Strcpy implementation in C

Question

So, I have seen this strcpy implementation in C:

void strcpy1(char dest[], const char source[])
{
    int i = 0;
    while (1)
    {
        dest[i] = source[i];

        if (dest[i] == '\0')
        {
            break;
        }

        i++;
    } 
}

Which to me, it even copies the \0 from source to destination.

And I have also seen this version:

// Move the assignment into the test
void strcpy2(char dest[], const char source[]) 
{
    int i = 0;
    while ((dest[i] = source[i]) != '\0')
    {
        i++;
    } 
}

Which to me, it will break when trying to assign \0 from source to dest.

What would be the correct option, copying \0 or not?

Answer 1

The code should look like as follows:

char * strcpy(char *strDest, const char *strSrc)
{
    assert(strDest!=NULL && strSrc!=NULL);
    char *temp = strDest;
    while(*strDest++ = *strSrc++); // or while((*strDest++=*strSrc++) != '\0');
    return temp;
}

You can NOT delete the second line char *temp = strDest; and directly return strDest. This will cause error for the returned content. For example, it will not return correct value (should be 22) will checking the length of returned char *.

char src_str[] = "C programming language";
char dst_str[100];
printf("dst_str: %d\n", strlen(strcpy(dst_str, src_str)));

Answer 2

You're wrong. Both copy the \0 (NUL terminator) character. You have to copy the NUL terminator character always or your string will be broken: you'll never know when/where it ends.

Answer 3

Both copy the terminator, thus both are correct.

strcpy2() does the copying first, then the compares. Thus it will copy the terminator and stops.

The functions whose names start with str are reserved, so use any other variables or naming types

Answer 4

It is recommended not to advance the input pointers to the source and destination memory spaces, since the pointers will be used in main right away.

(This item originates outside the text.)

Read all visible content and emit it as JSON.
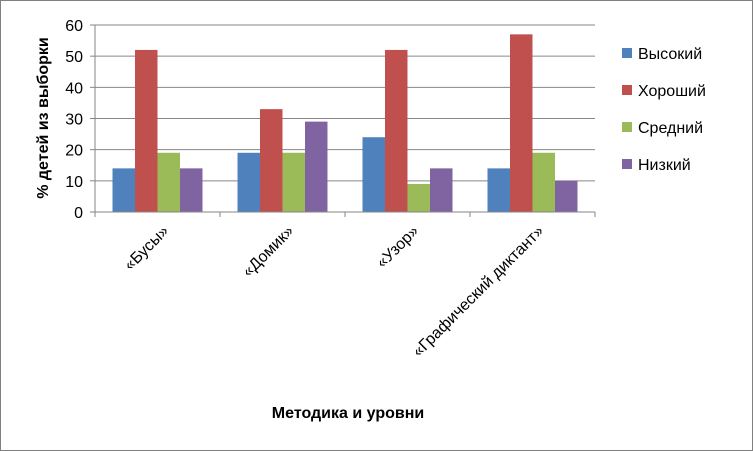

I've mentioned alternate methodical syntax, where in case someone might wonder the code output.

void strcpy1(char * s, char * p)
{
    char * temp1 = s;
    char * temp2 = p;
    while(*temp1 != '\0')
    {
        *temp2 = *temp1;
        temp1++;
        temp2++;
    }
    *temp2 = '\0';
}

void main()
{
    char * a = "Hello";
    char b[10];

    strcpy1(a,b);
    printf("%s", b);
    
    return 0;
}

Answer 5

Both strcpy1() and strcpy2() does the same. Both copy the NUL character to the end of the destination array.

Answer 6

Here is full implementation. You do not have to consider the \0 at the end in the first string, it will be copied automatically from the second string as per logic

//str copy function self made
char *strcpynew(char *d, char *s){
   char *saved = d;
   while ((*d++ = *s++) != '\0');

   return saved; //returning starting address of s1
}

//default function that is run by C everytime
int main(){

    //FOR STRCPY 
    char s1[] = "rahul"; //initializing strings
    char s2[] = "arora"; //initializing strings
    strcpynew(s1, s2);
    printf("strcpy: %s\n", s1); //updated string after strcpy
}

Answer 7

You can use this code, the simpler the better ! Inside while() we copy char by char and moving pointer to the next. When the last char \0 will pass and copy while receive 0 and stop.

    void StrCopy( char* _dst, const char* _src )
    {
       while((*_dst++ = *_src++));
    }

Answer 8

char * strcpy(char *strDest, const char *strSrc)
{
    assert(strDest!=NULL && strSrc!=NULL);
    assert(strSrc + strlen(strSrc) < d || strSrc > strDest);  // see note

    char *temp = strDest;
    while(*strDest++ = *strSrc++)
        ;
    return temp;
}

// without the check on line 4, the new string overwrites the old including the null deliminator, causing the copy unable to stop.